Alan Turing, the father of modern computing, added to the consternation. In his first BBC radio talk he noted, “If a machine can think, it might think more intelligently than we do, and then where should we be?” In another talk, he said that “it seems probable that once the machine thinking method had started, it would not take long to outstrip our feeble powers.” But 21st-century pundits have usually overstated the progress AI has made since Turing’s day, suggesting that ultraintelligent computers are just around the corner.

Turing thought the prospect of such machines “remote” but “not astronomically remote.” He noted, “If it comes at all it will almost certainly be within the next millennium.” And then, he said, “we should have to expect the machines to take control.”

Stephen Hawking united with Nobel laureate physicist Frank Wilczek, Wilczek’s MIT colleague Max Tegmark, and Berkeley computer scientist Stuart Russell to declare last year in The Huffington Post: “Success in creating AI would be the biggest event in human history. Unfortunately, it might also be the last.” And this past December, Hawking warned in a BBC interview that humans would be “superseded” by AIs.

In his 1951 radio broadcast, Turing used that very word—as did Samuel Butler, who wrote in his 1872 novel Erewhon (a satire Turing mentioned approvingly) that we must put “an immediate stop to all further mechanical progress.” He was, of course, ridiculing opponents of the machine age.

Turing (following Butler) poked fun at the fear of out-of-control AI. When he predicted in the London Times that machines could “enter any one of the fields normally covered by the human intellect, and eventually compete on equal terms,” the media protested at the “horrific” implication of these ideas—namely, “machines rising against their creator.” But Turing said drily, “A similar danger and humiliation threatens us from the possibility that we might be superseded by the pig or the rat.” He joked—but with a good pinch of his usual common sense—that we might be able to “keep the machines in a subservient position, for instance by turning off the power at strategic moments.”

Turing knew that developments in AI worried some scientists, as well as other folk. Pioneering cyberneticist William Grey Walter had said as early as 1948 that there was “something sinister” about the new “mechanical monsters.”

Alarm today spreads further and more quickly. Last year Musk told his 1.7 million Twitter followers that AI is potentially “more dangerous than nukes.” Even escaping to Mars—presumably on one of his own rockets—wouldn’t help, he said: “The AI will chase us there pretty quickly.” In January, Bill Gates told Reddit’s millions of visitors, “I agree with Elon Musk and some others on this and don’t understand why some people are not concerned.”

Turing’s response to AI panic was gentle mockery.
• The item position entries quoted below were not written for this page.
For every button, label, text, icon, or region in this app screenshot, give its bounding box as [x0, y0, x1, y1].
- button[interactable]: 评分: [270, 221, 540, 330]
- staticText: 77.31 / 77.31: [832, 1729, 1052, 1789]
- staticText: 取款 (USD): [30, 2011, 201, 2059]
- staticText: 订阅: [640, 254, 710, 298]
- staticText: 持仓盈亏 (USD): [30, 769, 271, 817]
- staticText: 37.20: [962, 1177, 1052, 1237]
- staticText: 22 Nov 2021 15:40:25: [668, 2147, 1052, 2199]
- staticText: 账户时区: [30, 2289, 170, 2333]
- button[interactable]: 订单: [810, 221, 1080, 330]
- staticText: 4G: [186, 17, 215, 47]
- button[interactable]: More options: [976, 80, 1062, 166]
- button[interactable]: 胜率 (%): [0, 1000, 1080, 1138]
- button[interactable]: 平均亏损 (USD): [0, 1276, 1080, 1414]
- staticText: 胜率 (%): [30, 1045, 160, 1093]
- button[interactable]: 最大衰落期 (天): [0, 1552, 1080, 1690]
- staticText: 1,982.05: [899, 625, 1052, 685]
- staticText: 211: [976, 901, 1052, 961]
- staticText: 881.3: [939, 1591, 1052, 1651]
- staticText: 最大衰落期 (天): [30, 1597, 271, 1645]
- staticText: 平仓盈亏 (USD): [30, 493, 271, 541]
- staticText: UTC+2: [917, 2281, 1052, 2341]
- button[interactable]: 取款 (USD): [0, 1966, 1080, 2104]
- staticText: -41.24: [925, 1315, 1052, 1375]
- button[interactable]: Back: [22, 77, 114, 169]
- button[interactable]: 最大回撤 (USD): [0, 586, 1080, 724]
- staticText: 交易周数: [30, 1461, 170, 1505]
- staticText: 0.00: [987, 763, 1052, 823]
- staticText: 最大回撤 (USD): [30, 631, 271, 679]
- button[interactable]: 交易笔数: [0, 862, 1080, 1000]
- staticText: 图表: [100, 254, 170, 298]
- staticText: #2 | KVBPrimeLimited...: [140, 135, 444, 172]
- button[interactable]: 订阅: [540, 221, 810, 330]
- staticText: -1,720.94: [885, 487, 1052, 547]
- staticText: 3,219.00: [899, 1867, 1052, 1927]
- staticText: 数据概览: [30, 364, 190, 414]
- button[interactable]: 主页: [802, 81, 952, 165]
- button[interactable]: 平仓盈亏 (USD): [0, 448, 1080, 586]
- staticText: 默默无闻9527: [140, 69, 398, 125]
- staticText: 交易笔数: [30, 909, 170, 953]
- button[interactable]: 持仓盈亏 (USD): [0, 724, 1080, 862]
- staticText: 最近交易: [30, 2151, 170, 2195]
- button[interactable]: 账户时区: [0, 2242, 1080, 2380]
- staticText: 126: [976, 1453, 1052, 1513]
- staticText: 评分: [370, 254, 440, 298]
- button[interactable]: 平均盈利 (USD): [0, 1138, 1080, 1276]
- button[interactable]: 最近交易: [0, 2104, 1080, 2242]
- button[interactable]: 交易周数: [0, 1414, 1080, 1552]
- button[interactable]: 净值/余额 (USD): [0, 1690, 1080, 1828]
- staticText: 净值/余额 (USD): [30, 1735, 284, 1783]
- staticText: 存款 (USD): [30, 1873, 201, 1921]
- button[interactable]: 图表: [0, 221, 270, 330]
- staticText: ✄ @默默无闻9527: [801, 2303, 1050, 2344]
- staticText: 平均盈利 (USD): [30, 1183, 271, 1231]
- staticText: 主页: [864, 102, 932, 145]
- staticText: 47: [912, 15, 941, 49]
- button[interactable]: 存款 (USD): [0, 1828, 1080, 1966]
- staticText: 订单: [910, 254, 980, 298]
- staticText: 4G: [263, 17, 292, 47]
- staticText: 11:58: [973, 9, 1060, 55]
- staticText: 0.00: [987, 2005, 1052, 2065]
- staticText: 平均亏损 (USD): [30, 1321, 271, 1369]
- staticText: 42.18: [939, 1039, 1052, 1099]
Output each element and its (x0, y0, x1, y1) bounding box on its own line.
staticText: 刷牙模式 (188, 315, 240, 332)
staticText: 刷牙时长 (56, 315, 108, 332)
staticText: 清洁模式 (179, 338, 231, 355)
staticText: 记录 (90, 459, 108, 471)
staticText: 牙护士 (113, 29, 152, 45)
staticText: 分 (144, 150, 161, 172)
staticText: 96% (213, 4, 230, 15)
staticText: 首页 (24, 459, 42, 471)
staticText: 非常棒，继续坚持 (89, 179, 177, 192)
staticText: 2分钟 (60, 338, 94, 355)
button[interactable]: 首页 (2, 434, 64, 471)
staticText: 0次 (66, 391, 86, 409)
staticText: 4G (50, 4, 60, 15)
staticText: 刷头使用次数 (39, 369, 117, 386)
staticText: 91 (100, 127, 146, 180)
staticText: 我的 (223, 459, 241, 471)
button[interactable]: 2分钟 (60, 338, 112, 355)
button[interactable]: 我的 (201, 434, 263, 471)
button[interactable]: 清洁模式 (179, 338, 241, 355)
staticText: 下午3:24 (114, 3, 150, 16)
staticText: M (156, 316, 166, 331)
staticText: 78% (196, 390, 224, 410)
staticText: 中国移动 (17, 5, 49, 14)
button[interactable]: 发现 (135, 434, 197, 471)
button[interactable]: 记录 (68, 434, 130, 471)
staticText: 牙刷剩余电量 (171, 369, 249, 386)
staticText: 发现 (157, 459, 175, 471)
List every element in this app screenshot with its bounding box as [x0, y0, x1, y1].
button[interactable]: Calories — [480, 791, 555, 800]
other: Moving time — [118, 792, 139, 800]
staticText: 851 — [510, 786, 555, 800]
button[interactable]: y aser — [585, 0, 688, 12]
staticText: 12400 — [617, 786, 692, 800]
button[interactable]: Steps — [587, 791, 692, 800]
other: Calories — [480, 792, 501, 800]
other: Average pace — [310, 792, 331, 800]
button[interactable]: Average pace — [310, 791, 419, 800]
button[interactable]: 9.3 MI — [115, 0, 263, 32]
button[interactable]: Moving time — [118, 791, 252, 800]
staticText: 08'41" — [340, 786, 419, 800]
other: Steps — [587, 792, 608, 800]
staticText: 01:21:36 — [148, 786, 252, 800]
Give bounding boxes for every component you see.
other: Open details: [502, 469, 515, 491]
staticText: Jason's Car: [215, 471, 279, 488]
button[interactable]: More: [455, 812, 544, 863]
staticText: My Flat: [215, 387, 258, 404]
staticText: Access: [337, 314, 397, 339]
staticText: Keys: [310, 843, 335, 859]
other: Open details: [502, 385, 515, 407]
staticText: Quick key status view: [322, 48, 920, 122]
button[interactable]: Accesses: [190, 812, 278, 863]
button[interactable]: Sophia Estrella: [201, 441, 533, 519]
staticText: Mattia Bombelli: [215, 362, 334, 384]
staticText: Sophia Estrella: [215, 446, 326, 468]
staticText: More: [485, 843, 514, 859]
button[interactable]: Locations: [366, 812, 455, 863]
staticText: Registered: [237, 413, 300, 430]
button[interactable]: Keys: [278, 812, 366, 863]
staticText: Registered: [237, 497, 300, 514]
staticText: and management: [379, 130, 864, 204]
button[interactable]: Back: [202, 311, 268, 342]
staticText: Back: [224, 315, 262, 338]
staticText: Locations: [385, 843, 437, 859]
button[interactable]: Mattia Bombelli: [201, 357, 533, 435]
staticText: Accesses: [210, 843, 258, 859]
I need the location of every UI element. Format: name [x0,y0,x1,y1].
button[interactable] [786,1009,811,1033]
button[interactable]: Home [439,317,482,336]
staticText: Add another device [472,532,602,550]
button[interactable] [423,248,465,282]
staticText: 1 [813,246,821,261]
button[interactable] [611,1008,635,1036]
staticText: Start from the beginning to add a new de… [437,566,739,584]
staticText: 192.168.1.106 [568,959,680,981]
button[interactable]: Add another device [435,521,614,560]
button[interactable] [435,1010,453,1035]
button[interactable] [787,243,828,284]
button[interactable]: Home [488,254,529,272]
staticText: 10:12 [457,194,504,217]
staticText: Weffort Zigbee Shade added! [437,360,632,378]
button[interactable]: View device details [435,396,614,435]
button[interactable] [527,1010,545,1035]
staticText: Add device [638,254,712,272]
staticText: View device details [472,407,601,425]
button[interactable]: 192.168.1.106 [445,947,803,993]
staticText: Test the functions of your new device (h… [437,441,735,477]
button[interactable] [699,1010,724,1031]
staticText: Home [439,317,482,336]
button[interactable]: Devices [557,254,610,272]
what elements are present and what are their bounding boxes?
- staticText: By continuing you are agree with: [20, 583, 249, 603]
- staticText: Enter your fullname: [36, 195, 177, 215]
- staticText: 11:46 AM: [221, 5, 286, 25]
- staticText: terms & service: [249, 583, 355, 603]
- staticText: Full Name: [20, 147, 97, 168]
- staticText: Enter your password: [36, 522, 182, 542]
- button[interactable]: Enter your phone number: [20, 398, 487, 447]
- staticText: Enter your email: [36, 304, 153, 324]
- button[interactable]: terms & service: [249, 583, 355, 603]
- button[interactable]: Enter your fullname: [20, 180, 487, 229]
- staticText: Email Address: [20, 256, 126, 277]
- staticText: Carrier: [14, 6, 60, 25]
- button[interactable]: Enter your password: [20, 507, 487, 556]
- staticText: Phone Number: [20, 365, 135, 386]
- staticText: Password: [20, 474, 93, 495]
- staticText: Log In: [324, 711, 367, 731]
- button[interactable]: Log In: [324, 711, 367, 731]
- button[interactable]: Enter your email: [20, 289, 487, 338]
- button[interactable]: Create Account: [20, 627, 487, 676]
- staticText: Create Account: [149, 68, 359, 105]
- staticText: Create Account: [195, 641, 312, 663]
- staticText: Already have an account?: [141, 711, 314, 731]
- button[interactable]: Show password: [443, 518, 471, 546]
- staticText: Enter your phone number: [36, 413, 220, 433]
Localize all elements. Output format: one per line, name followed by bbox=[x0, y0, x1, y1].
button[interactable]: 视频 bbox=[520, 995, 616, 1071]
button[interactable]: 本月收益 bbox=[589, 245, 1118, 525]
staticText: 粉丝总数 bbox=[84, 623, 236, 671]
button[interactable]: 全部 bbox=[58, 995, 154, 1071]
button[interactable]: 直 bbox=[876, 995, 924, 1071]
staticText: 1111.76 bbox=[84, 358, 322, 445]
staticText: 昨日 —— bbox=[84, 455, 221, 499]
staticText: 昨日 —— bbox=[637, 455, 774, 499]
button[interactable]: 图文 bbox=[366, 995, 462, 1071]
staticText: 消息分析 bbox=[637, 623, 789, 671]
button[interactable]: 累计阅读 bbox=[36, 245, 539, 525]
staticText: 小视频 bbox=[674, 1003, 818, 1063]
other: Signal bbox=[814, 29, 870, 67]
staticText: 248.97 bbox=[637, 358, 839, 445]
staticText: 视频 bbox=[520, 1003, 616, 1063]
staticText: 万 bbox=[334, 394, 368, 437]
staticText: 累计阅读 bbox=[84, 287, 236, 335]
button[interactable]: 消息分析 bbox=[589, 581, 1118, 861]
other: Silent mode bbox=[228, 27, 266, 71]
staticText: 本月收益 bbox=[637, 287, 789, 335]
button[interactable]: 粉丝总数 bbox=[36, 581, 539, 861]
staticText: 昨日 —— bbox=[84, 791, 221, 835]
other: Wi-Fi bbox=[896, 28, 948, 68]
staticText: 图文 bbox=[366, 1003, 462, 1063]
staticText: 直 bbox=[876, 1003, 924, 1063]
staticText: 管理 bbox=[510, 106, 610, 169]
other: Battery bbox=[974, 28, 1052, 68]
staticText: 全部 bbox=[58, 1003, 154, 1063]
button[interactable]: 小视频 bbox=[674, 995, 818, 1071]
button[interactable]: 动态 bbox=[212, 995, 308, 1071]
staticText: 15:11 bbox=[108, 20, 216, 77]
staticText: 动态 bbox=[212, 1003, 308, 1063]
All the same, there was a serious edge to his humor. If runaway AI comes, he said, “we should, as a species, feel greatly humbled.” He seemed almost to welcome the possibility of this humiliating lesson for the human race.

In Turing’s view, humans are not exceptional: We, too, are machines. He said matter-of-factly on the BBC, “It is customary, in a talk or article on this subject, to offer a grain of comfort, in the form of a statement that some particularly human characteristic could never be imitated by a machine.” But, Turing ended chillingly, “I cannot offer any such comfort.”